Contrary to the expectations of leaders of developing nations, their demand for waiving of greater part of debt acquired by these countries was not favorably considered by rich G-20 countries. The facility of deferred payment for one year with freezed rate of interest was decided. The rescheduling of loans and refinancing for payment will not go far enough to address the debt servicing problem of underdeveloped countries. Foreign Office spokesperson Aisha Farouqi said in statement that Pakistan will convene a consultative meeting of interested countries for deliberations on further steps that can be taken to evolve a comprehensive solution to debt challenges that developing countries are confronted with in the wake of Covid-19. She said that Prime Minister and Foreign Minister have been speaking to a number of world leaders on seeking a workable solution to debt issues.
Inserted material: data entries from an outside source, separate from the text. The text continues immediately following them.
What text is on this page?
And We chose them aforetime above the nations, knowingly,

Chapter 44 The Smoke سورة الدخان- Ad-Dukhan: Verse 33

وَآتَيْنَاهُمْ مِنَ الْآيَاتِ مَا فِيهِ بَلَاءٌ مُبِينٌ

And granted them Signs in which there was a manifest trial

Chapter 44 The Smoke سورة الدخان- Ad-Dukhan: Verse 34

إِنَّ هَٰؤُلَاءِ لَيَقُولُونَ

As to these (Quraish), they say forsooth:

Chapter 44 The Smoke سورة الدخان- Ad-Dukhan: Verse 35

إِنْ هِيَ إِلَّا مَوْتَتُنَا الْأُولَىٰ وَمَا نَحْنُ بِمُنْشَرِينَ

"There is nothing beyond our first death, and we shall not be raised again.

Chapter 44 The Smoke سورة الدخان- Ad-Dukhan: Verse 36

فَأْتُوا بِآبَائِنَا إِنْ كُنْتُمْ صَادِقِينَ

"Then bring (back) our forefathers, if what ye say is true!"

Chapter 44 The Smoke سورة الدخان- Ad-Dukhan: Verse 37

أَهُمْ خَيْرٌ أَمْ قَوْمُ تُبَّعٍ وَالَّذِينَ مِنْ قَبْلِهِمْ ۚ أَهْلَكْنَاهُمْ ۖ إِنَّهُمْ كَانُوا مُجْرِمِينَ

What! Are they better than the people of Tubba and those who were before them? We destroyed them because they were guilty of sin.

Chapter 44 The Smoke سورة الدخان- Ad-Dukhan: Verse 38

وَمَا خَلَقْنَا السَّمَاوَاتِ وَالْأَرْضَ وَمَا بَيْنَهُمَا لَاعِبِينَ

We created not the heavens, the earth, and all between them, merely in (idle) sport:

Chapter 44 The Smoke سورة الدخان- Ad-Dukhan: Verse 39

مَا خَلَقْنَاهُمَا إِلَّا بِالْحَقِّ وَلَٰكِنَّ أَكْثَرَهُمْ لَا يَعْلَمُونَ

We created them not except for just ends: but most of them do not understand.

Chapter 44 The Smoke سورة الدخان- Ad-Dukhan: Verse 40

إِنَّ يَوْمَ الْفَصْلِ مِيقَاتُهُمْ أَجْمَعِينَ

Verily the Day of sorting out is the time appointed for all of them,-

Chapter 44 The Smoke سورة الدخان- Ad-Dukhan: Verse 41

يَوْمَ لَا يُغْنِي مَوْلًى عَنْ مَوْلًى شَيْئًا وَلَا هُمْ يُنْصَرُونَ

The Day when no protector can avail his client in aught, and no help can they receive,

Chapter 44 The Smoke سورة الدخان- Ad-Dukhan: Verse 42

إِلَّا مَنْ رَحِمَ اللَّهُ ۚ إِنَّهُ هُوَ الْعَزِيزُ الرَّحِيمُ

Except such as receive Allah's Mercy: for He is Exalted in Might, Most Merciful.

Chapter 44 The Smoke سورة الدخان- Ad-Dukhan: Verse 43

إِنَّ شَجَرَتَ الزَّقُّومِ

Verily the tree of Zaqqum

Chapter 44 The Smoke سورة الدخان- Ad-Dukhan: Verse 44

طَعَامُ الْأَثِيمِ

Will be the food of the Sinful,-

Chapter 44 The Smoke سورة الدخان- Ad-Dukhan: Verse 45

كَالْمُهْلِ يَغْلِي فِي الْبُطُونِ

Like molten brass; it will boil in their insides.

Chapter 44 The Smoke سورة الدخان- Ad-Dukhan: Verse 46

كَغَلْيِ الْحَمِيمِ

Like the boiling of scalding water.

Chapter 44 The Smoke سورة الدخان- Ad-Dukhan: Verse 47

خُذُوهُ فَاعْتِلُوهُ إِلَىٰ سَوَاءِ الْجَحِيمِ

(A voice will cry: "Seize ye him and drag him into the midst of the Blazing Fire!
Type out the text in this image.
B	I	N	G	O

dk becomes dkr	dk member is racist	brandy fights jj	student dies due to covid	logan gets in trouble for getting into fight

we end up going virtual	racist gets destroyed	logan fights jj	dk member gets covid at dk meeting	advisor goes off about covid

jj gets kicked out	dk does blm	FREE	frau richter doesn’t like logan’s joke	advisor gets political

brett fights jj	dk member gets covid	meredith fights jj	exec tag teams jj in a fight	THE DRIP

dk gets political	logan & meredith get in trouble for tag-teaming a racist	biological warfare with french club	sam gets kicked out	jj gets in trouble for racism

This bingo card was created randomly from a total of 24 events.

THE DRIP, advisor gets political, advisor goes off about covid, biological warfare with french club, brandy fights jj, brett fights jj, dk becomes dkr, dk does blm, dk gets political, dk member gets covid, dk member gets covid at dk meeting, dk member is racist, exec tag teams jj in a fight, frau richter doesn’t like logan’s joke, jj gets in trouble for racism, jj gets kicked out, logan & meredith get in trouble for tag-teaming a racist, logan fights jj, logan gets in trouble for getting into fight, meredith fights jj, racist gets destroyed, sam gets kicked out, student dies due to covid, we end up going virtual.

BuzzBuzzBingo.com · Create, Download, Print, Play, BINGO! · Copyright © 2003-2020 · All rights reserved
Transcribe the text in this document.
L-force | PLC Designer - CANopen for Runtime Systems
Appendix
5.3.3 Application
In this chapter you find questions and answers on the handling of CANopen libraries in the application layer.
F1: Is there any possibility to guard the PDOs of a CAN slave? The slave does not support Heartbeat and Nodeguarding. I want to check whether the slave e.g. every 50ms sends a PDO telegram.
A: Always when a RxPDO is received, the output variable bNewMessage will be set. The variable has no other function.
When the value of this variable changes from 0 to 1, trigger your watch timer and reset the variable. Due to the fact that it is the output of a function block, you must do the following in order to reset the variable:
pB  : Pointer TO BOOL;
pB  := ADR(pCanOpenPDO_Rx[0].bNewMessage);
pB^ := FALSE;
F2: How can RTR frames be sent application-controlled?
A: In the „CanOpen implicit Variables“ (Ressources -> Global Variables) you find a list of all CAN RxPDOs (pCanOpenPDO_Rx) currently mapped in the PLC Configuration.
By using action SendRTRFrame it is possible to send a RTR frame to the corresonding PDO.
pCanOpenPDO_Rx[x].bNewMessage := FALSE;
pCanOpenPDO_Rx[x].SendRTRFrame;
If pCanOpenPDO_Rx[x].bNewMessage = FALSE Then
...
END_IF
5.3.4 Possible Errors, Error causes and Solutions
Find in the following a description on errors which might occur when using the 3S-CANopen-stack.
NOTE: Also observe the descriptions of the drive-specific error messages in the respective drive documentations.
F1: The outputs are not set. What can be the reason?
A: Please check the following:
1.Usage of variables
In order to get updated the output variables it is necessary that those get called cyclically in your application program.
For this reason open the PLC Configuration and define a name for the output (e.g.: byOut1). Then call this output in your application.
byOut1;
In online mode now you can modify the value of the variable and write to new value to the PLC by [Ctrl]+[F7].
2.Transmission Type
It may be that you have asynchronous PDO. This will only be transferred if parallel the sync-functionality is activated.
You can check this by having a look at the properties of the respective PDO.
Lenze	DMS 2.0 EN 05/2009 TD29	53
It merits mention that the Prime Minister had already called upon the leaders of rich nations about the lack of capacity of coronavirus pandemic hit economies of developing countries to repay the loans acquired in the past. Hence G-20 summit seriously consider the option of debt waiver, which they did not. United Nations Secretary General Antonio Guterres had endorsed the proposal of debt waiver. However, multilateral donor agency the International Monetary Fund agreed to facility of debt rescheduling of $1.8 billion for Pakistan. Currently, Pakistan’s foreign debt from both multilateral and bilateral sources stands at $90 billion. Revival and recovery of the national economy may take years, keeping in view the chronic stagnation in industry, agriculture al and exports. The exports may not get momentum even after the uptick in global economy because the industry is non-competitive as it is stuck in the second generation technology, greater dependence on expensive imported raw material, overburdened by regressive taxation, high tariffs of energy inputs and shortage of skilled manpower. Agriculture is in deep crisis due water scarcity and high cost of inputs. Collective stance on debt waiver by all developing countries seems to be the only plausible option for getting out of debt trap.